Os lances começaram um após o outro: cem mil. Cento e cinquenta. Trezentos mil. Quinhentos mil. Dois milhões de euros.
—5 milhões! Glauco ergueu a placa, a voz ressoando como um trovão no salão abafado.
—5 milhões, dou-lhe uma! 5 milhões, dou-lhe duas! 5 milhões, dou-lhe três – vendido! O leiloeiro anunciou, o rosto se contorcendo num sorriso tão largo que quase rasgava a pele enrugada. — Parabéns a esse senhor bondoso!
No palco, a Amália permaneceu impassível. Já havia perdido as contas de quantas vezes fora leiloada assim. O estômago revirava, mesmo vazio.
Mais uma vez, era colocada diante de homens que não a viam, avaliavam. Disputavam seu corpo como se fosse porcelana rara. Agora fora arrematada por um desconhecido, sua voz causou-lhe arrepios. Um refúgio? Não. Apenas um inferno diferente – onde sua carne valia mais que sua alma.
Aquela não era a primeira vez, mas parecia ser a ultima. Tinha doze anos, quando seu próprio pai vendeu-lhe pela primeira vez para trabalhar em uma casa de familia. Uma criança ainda e já condenada.
Escapou de casas trancadas, de mãos ásperas, de olhares sujos. Forçada a trabalhar, obrigada a calar. Sempre sozinha.
Aos dezesseis, sem ter para onde ir, voltou para casa. Estava fraca, faminta, mas viva. Ele a recebeu como quem recolhe mercadoria perdida. trabalhava e todo dinheiro que recebia dava a seu pai para que ele a deixasse ficar e não a vendesse novamente.
Porém sua ambição não tinha limites, a vendeu de novo, ela agora tinha vinte anos, vinte mil euros, foi a pedida, quanto valia sua honra? Sua vida? Para seu pai nada, apenas o suficiente para ele cobrir suas dividas de uma noite de jogatina.

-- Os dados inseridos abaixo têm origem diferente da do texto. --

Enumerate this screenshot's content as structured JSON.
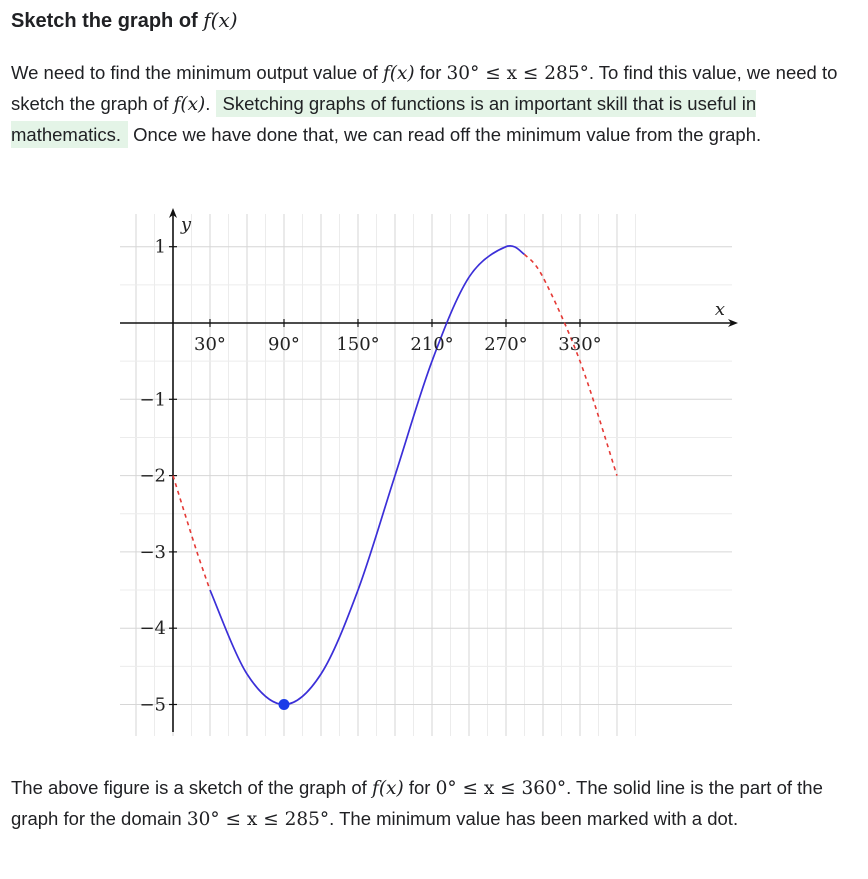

Queriam mais do que seus serviços. Queriam seu corpo. Sua juventude. O desespero tem um ciclo cruel. E ali estava ela. Outra vez. Leiloada como quem põe uma peça em exposição.
Amália estava assustada. Sentia-se acuada e impotente. Por mais que tivesse tentado escapar, acabou sendo apanhada, ela sabia que seria a última, quando foi lavada novamente para aquele porão.
Em seu peito, o coração batia apressado. Ela podia ouvir, em seus ouvidos, o pulsar das artérias no silêncio daquele porão frio e úmido.
Depois de ter sido exibida ao “público”, em um vestido velho que mal cobria seu corpo, como uma mercadoria, fora acorrentada ali.
Ela não os encarou, mas, pelo pouco que viu, pareciam bestas-feras esperando para estraçalhá-la: olhos lascivos e gestos grosseiros. Sentiu o estômago revirar.
De volta àquele lugar onde estava havia três dias, permaneceu no chão. Poucas lágrimas caíram. Já não havia mais o que chorar, nem esperança.
Algum tempo depois, ouviu passos. O coração, que ainda não havia se acalmado, voltou a bater forte e acelerado, fazendo-a tremer de ansiedade e medo.
Quando os passos se aproximaram, ela continuou olhando para o chão. Seus cabelos longos cobriam o rosto sujo.
— O senhor tem certeza? Ouviu a voz suave de um homem, que soava ansioso.
— Sim. Absoluta! Respondeu o outro, com voz forte e magnética. Apesar do tom grave, parecia tranquilo.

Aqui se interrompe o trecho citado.